Agreed with some of the points mentioned. Ideally I'd like to have as much as this code integrated into crates that we reference instead of including the code in the project which would ensure that other developers get to use these services as well, while also removing some maintenance load from us. For example:

• Using opendal like @BlackDex mentioned, or some other fs abstraction so we don't have to care about where the files are, or adding support for other platforms in the future.
• Seeing how relatively simple the SES mail code is, you could implement a lettre Transport and either see if it can be upstreamed to lettre or you can publish a lettre-ses crate.
• Somewhat similar with the DSQL connection, if that can be upstreamed or extracted to a dsql-r2d2 or dsql-diesel crate.

If we can get those points solved, we'd be in a situation where there would be barely any aws specific code in vaultwarden, and I'd feel more confident including support for it.

The missing features from DSQL are a bit annoying, and it would be unfortunate if we need to maintain a separate migration path without foreign keys and dsql specific changes, so I agree that delaying that until it's out of preview seems like a good idea.

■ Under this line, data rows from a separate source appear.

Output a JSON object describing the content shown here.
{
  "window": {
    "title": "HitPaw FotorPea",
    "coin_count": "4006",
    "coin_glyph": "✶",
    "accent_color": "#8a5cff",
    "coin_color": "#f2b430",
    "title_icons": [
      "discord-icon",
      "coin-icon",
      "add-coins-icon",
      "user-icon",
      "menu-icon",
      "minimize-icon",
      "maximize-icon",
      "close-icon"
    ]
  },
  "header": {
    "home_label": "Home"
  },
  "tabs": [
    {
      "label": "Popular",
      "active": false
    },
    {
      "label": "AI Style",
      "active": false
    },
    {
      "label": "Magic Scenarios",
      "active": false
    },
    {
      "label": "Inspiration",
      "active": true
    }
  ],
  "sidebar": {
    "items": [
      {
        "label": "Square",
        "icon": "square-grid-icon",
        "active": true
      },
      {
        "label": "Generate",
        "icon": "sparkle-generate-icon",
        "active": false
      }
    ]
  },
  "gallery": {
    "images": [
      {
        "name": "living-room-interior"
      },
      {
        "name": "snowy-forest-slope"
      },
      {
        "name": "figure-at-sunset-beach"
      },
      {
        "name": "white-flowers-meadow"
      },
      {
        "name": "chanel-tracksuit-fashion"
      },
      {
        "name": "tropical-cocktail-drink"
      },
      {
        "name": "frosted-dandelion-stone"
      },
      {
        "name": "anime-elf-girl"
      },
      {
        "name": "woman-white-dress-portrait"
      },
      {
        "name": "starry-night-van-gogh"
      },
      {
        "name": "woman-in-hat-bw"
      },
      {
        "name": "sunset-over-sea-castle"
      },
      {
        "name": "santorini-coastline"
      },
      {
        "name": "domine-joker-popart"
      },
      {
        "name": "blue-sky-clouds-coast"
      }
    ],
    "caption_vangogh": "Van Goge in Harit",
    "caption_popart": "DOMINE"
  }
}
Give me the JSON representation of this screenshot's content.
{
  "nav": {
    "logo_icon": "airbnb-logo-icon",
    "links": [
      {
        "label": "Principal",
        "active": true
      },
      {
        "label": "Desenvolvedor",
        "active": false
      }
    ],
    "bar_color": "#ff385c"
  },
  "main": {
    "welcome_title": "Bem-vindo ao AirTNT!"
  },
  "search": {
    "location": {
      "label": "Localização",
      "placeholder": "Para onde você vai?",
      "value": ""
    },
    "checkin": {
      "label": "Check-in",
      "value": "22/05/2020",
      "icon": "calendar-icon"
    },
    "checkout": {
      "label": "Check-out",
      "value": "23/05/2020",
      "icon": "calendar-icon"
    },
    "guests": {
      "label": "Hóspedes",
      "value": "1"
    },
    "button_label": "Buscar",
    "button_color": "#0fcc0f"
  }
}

The unimplemented functionality shouldn't be a problem, we could refactor background jobs to store time since last run on the db and run them on startup. About Websockets, that might be harder to do but they shouldn't be necessary for functionality, the clients will run syncs periodically regardless of if they receive updates via websockets or not. There are works in progress to move some clients to use WebPush so it would be less important in the future as well.

[txase]

Thanks for all the comments! What I'm hearing is:

• The project would welcome contributions that make it easy to deploy an AWS serverless architecture (admittedly a low bar, but some projects / maintainers can have odd stances here)
• The project would like integrations to be via upstream abstractions like:
  • Opendal for files
  • Lettre transports for email
  • "Something" for a Diesel DSQL connection
• Known issues (e.g. no background jobs, no web sockets, DSQL quirks) are things that look like they can be managed or overcome, and it is ok to bring in the above contributions first before nailing down exactly how we solve for them

I propose developing and merging the following PRs in sequence, deferring DSQL integration for now:

• Abstract files to Opendal (or some other abstraction library if Opendal doesn't work for some reason)
• Add support for S3 as an Opendal file backend
• Add SES support, ideally via a Lettre Transport that lives somewhere upstream

Please follow up to confirm agreement (or point out where I'm missing something) before I get too deep into the weeds of Opendal :).

[txase]

I also wanted to address one point @williamdes brought up in #5591 (comment) about SES having an SMTP interface that would mean no code changes to Vaultwarden would be required. Unfortunately, the SES SMTP proxy requires long-term credentials:

Important
Don't use temporary AWS credentials to derive SMTP credentials. The SES SMTP interface doesn't support SMTP credentials that have been generated from temporary security credentials.

When it's so easy to run a service that uses temporary AWS credentials, which is a security best-practice, I have a hard time proposing a solution that requires long-term credentials :). Speaking for myself, I don't want to run a Vaultwarden instance that uses any long-term credentials.